Actually, this question is very important. It is not only dependent the Cabometyx data; it is going be dependent on many other data, including Opdivo. In other words, how are we going to line up those therapies? [Do you decide by saying things] like, “I like this drug. I’m used to that drug” or “Is [this drug] more tolerated?” There is more to the story.
The science of that is going to come into play, and this is one of the biggest challenges that I am working on at the moment — how to line them up. If CheckMate-459 is positive, and there are other studies coming along — including HIMALAYA, which is a large study looking at the combination of anti–PD-1 plus anti–CTLA-4—patients will expect us to attempt checkpoint inhibitors as a first-line therapy. Then from that point on, you go into the second-line setting, which will be based on TKIs.
How are the TKIs going to be lined up? It will probably be dependent on certain guidances. For example, we know that Stivarga [targets] IGF and Lenvima [targets] FGF. These are going to be certain aspects that we might elaborate further. To be fair, the question is a little bit early because we don’t have the data for Cabometyx yet. For Lenvima, we have it only for an abstract form. For Opdivo, we have the data but we don’t have it in a phase III trial. There is lots to be covered still, and we will move forward in that regard.
Will more checkpoint inhibitors be explored down the road?
I would take the question a different way. There will be more checkpoint inhibitors but interestingly, for me, I have already decided that TKIs are great. They have really improved outcomes for patients. Now, [more TKIs] are going to be a variation of the same subject. Checkpoint inhibitors are almost [in the same situation] and we already know the lineup of what is going to happen with them.
Other than Opdivo, we have Keytruda (pembrolizumab) which is being looked at in the second-line setting. We have the Imfinzi (durvalumab) and tremelimumab combination in the first-line setting, which is being looked at in the HIMALAYA study. There is no question that we know the caveat of things. What will the combinations be of? Will it be a combination of TKIs plus checkpoint inhibitors?
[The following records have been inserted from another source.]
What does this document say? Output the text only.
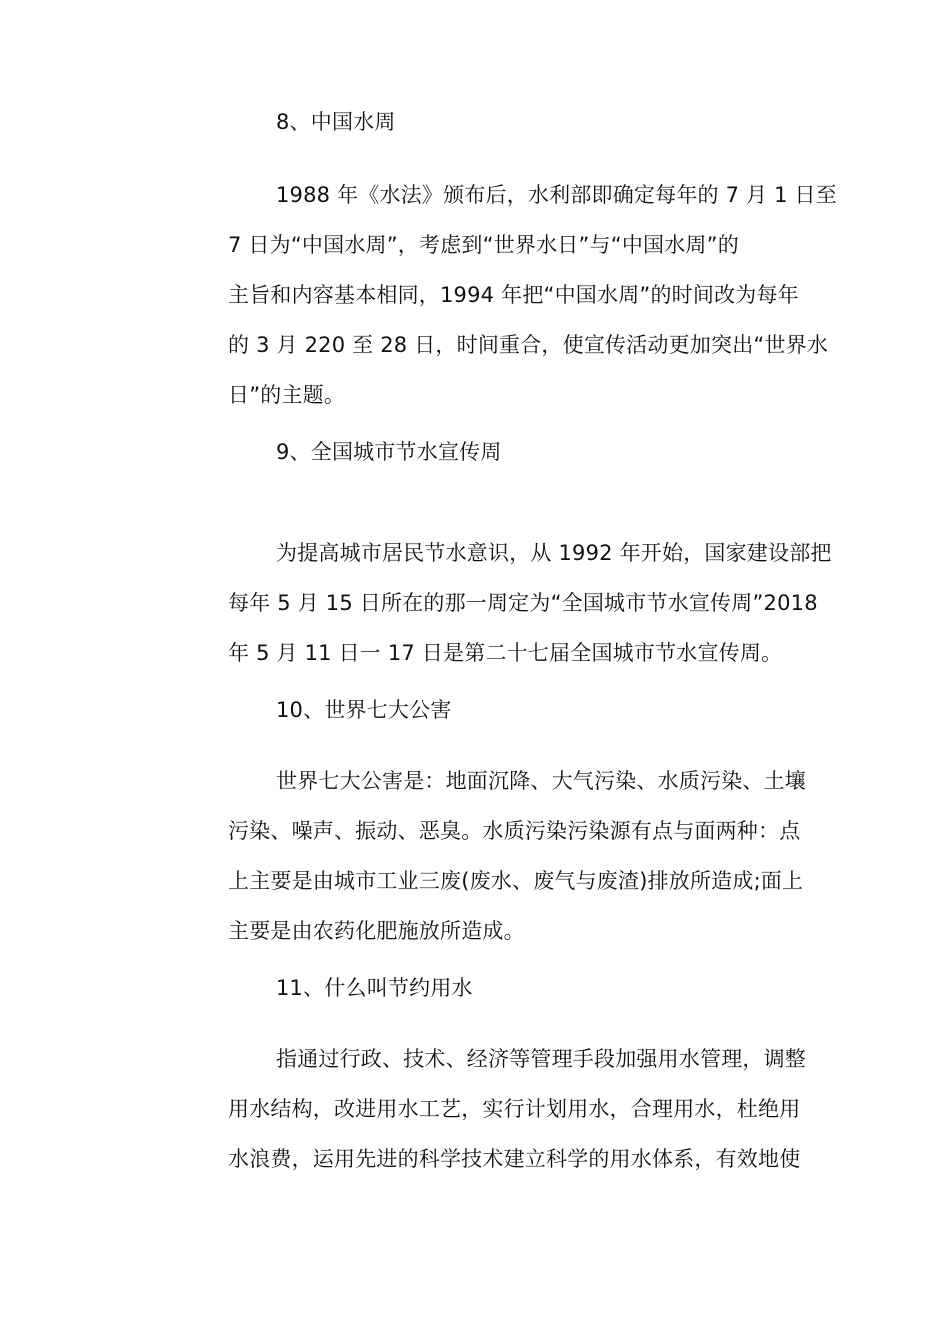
8、中国水周
1988 年《水法》颁布后，水利部即确定每年的 7 月 1 日至
7 日为“中国水周”，考虑到“世界水日”与“中国水周”的
主旨和内容基本相同，1994 年把“中国水周”的时间改为每年
的 3 月 220 至 28 日，时间重合，使宣传活动更加突出“世界水
日”的主题。
9、全国城市节水宣传周
为提高城市居民节水意识，从 1992 年开始，国家建设部把
每年 5 月 15 日所在的那一周定为“全国城市节水宣传周”2018
年 5 月 11 日一 17 日是第二十七届全国城市节水宣传周。
10、世界七大公害
世界七大公害是：地面沉降、大气污染、水质污染、土壤
污染、噪声、振动、恶臭。水质污染污染源有点与面两种：点
上主要是由城市工业三废(废水、废气与废渣)排放所造成;面上
主要是由农药化肥施放所造成。
11、什么叫节约用水
指通过行政、技术、经济等管理手段加强用水管理，调整
用水结构，改进用水工艺，实行计划用水，合理用水，杜绝用
水浪费，运用先进的科学技术建立科学的用水体系，有效地使
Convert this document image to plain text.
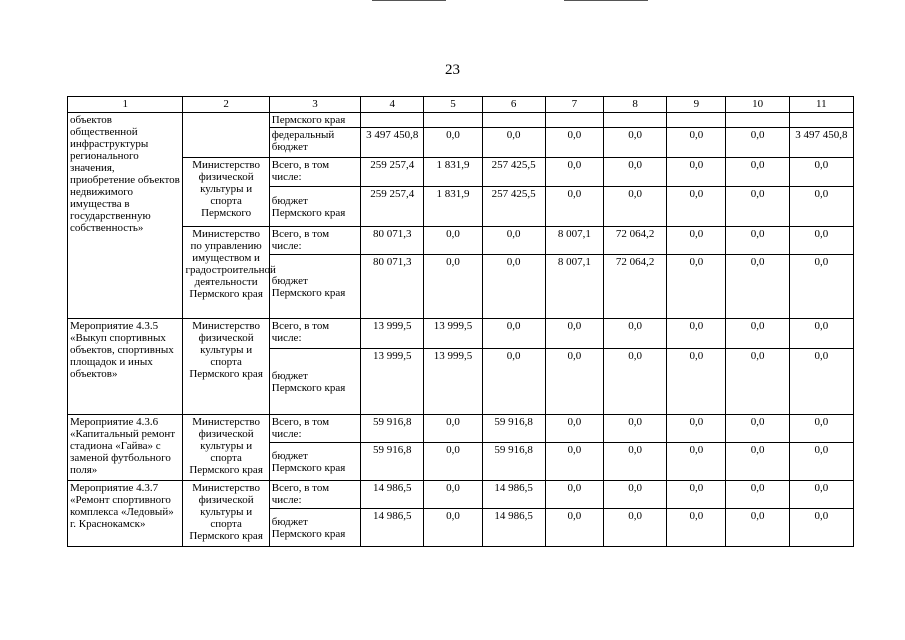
23
1	2	3	4	5	6	7	8	9	10	11
объектов общественной инфраструктуры регионального значения, приобретение объектов недвижимого имущества в государственную собственность»		Пермского края								
		федеральный бюджет	3 497 450,8	0,0	0,0	0,0	0,0	0,0	0,0	3 497 450,8
	Министерство физической культуры и спорта Пермского	Всего, в том числе:	259 257,4	1 831,9	257 425,5	0,0	0,0	0,0	0,0	0,0
		бюджет Пермского края	259 257,4	1 831,9	257 425,5	0,0	0,0	0,0	0,0	0,0
	Министерство по управлению имуществом и градостроительной деятельности Пермского края	Всего, в том числе:	80 071,3	0,0	0,0	8 007,1	72 064,2	0,0	0,0	0,0
		бюджет Пермского края	80 071,3	0,0	0,0	8 007,1	72 064,2	0,0	0,0	0,0
Мероприятие 4.3.5 «Выкуп спортивных объектов, спортивных площадок и иных объектов»	Министерство физической культуры и спорта Пермского края	Всего, в том числе:	13 999,5	13 999,5	0,0	0,0	0,0	0,0	0,0	0,0
		бюджет Пермского края	13 999,5	13 999,5	0,0	0,0	0,0	0,0	0,0	0,0
Мероприятие 4.3.6 «Капитальный ремонт стадиона «Гайва» с заменой футбольного поля»	Министерство физической культуры и спорта Пермского края	Всего, в том числе:	59 916,8	0,0	59 916,8	0,0	0,0	0,0	0,0	0,0
		бюджет Пермского края	59 916,8	0,0	59 916,8	0,0	0,0	0,0	0,0	0,0
Мероприятие 4.3.7 «Ремонт спортивного комплекса «Ледовый» г. Краснокамск»	Министерство физической культуры и спорта Пермского края	Всего, в том числе:	14 986,5	0,0	14 986,5	0,0	0,0	0,0	0,0	0,0
		бюджет Пермского края	14 986,5	0,0	14 986,5	0,0	0,0	0,0	0,0	0,0
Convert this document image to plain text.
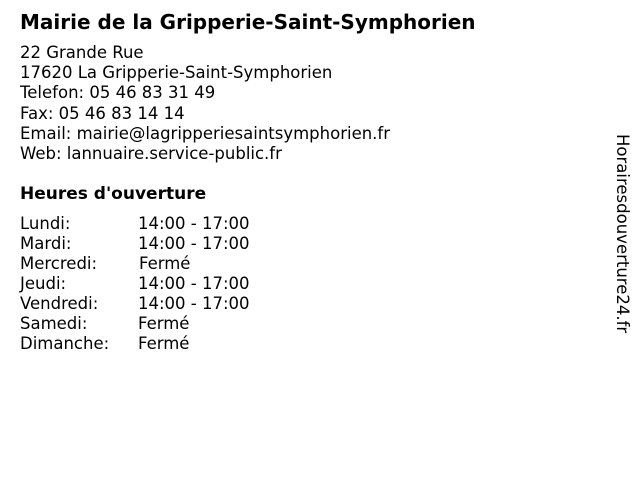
Mairie de la Gripperie-Saint-Symphorien
22 Grande Rue
17620 La Gripperie-Saint-Symphorien
Telefon: 05 46 83 31 49
Fax: 05 46 83 14 14
Email: mairie@lagripperiesaintsymphorien.fr
Web: lannuaire.service-public.fr
Heures d'ouverture
Lundi:	14:00 - 17:00
Mardi:	14:00 - 17:00
Mercredi:	Fermé
Jeudi:	14:00 - 17:00
Vendredi: 14:00 - 17:00
Samedi:	Fermé
Dimanche: Fermé
Horairesdouverture24.fr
By all means, it will happen.
However, my mindset is somewhere else. The third phase of that effort is going to be more based on local approaches with systemic therapy or more directed immunotherapy. I am very happy to see, and very proud that I am involved in, the effort with Pexa-Vec, which is being looked at as an intratumoral injection on top of Nexavar. We'll see that phase III trial soon. It is ongoing and we will see where it’s going to take us. It is an impressive effort, but the other thing that will have a lot of potential, though we haven’t seen any data yet, will be CAR T-cell therapy. There is no question that there are questions looking at AFP [alpha-fetoprotein]. The question is, “Is AFP the right antigen that we're going a after, or will there be another antigen?”
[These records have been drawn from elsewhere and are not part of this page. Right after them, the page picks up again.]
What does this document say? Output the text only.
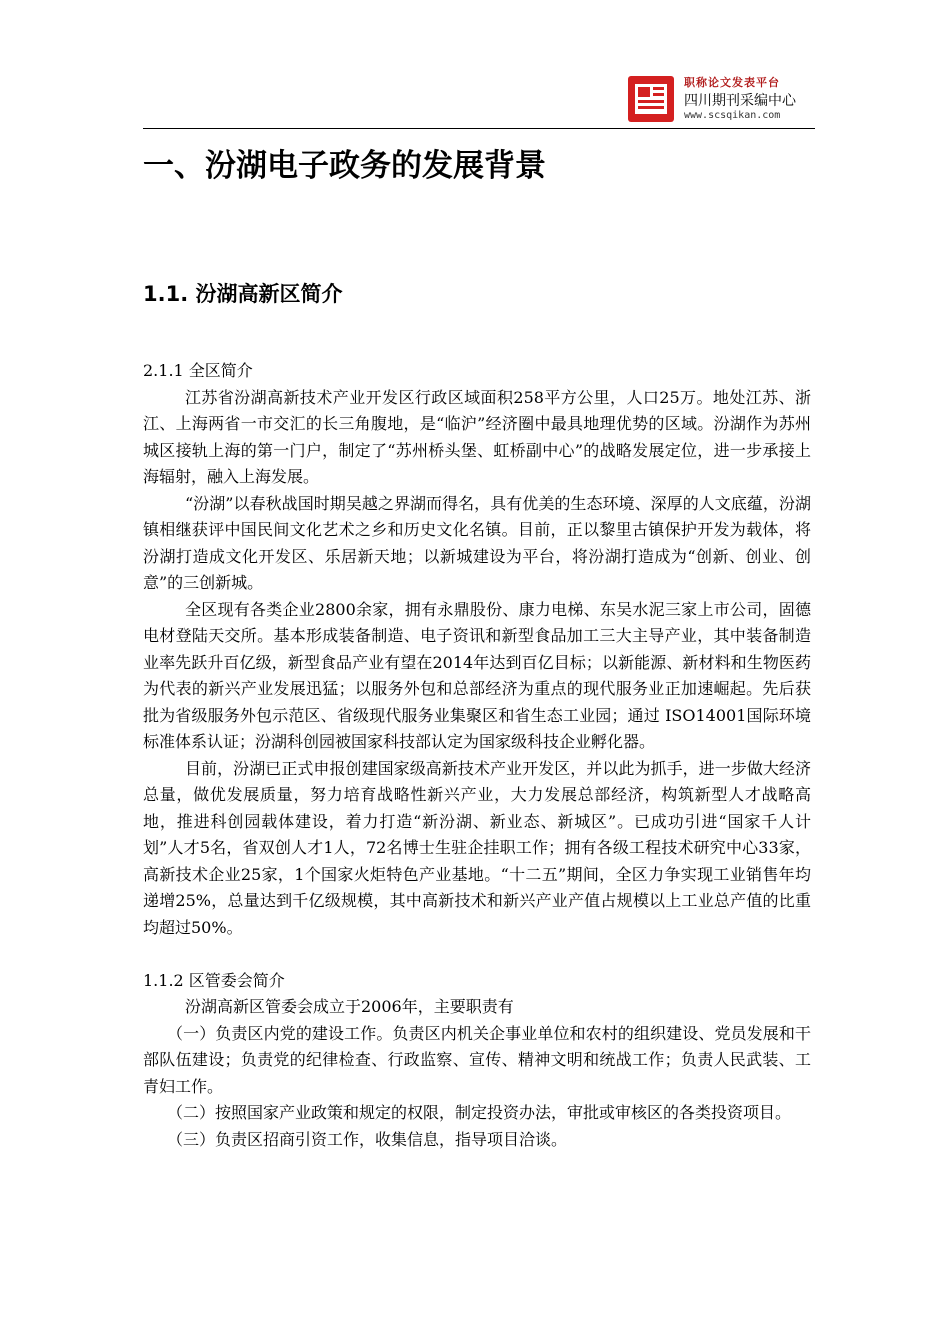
职称论文发表平台
四川期刊采编中心
www.scsqikan.com
一、汾湖电子政务的发展背景
1.1. 汾湖高新区简介

2.1.1 全区简介

江苏省汾湖高新技术产业开发区行政区域面积258平方公里，人口25万。地处江苏、浙江、上海两省一市交汇的长三角腹地，是“临沪”经济圈中最具地理优势的区域。汾湖作为苏州城区接轨上海的第一门户，制定了“苏州桥头堡、虹桥副中心”的战略发展定位，进一步承接上海辐射，融入上海发展。

“汾湖”以春秋战国时期吴越之界湖而得名，具有优美的生态环境、深厚的人文底蕴，汾湖镇相继获评中国民间文化艺术之乡和历史文化名镇。目前，正以黎里古镇保护开发为载体，将汾湖打造成文化开发区、乐居新天地；以新城建设为平台，将汾湖打造成为“创新、创业、创意”的三创新城。

全区现有各类企业2800余家，拥有永鼎股份、康力电梯、东吴水泥三家上市公司，固德电材登陆天交所。基本形成装备制造、电子资讯和新型食品加工三大主导产业，其中装备制造业率先跃升百亿级，新型食品产业有望在2014年达到百亿目标；以新能源、新材料和生物医药为代表的新兴产业发展迅猛；以服务外包和总部经济为重点的现代服务业正加速崛起。先后获批为省级服务外包示范区、省级现代服务业集聚区和省生态工业园；通过 ISO14001国际环境标准体系认证；汾湖科创园被国家科技部认定为国家级科技企业孵化器。

目前，汾湖已正式申报创建国家级高新技术产业开发区，并以此为抓手，进一步做大经济总量，做优发展质量，努力培育战略性新兴产业，大力发展总部经济，构筑新型人才战略高地，推进科创园载体建设，着力打造“新汾湖、新业态、新城区”。已成功引进“国家千人计划”人才5名，省双创人才1人，72名博士生驻企挂职工作；拥有各级工程技术研究中心33家，高新技术企业25家，1个国家火炬特色产业基地。“十二五”期间，全区力争实现工业销售年均递增25%，总量达到千亿级规模，其中高新技术和新兴产业产值占规模以上工业总产值的比重均超过50%。

1.1.2 区管委会简介

汾湖高新区管委会成立于2006年，主要职责有

（一）负责区内党的建设工作。负责区内机关企事业单位和农村的组织建设、党员发展和干部队伍建设；负责党的纪律检查、行政监察、宣传、精神文明和统战工作；负责人民武装、工青妇工作。

（二）按照国家产业政策和规定的权限，制定投资办法，审批或审核区的各类投资项目。

（三）负责区招商引资工作，收集信息，指导项目洽谈。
Going back to Stivarga, what else could we see with this agent?
There are a lot of potentials over here but, so far, the best understanding we have is [its activity with patients who have] prior exposure to Nexavar. Combinations have been tried with Nexavar, but I don’t think there is going to be anything visible as with Stivarga.
In closing, what do you expect we will be reflecting on at the end of 2018?
One year from now, we will no doubt, [be discussing] CheckMate-459; we will hopefully have enough data with regard to Keytruda. The HIMALAYA study just started, so it will not be ready by then, but we probably will have some gist about that. More importantly, we will see some efforts regarding answers about the sequencing, and I would like to see more activity from the novel components I mentioned, such as the Pexa-Vec virus or CAR T-cell therapy.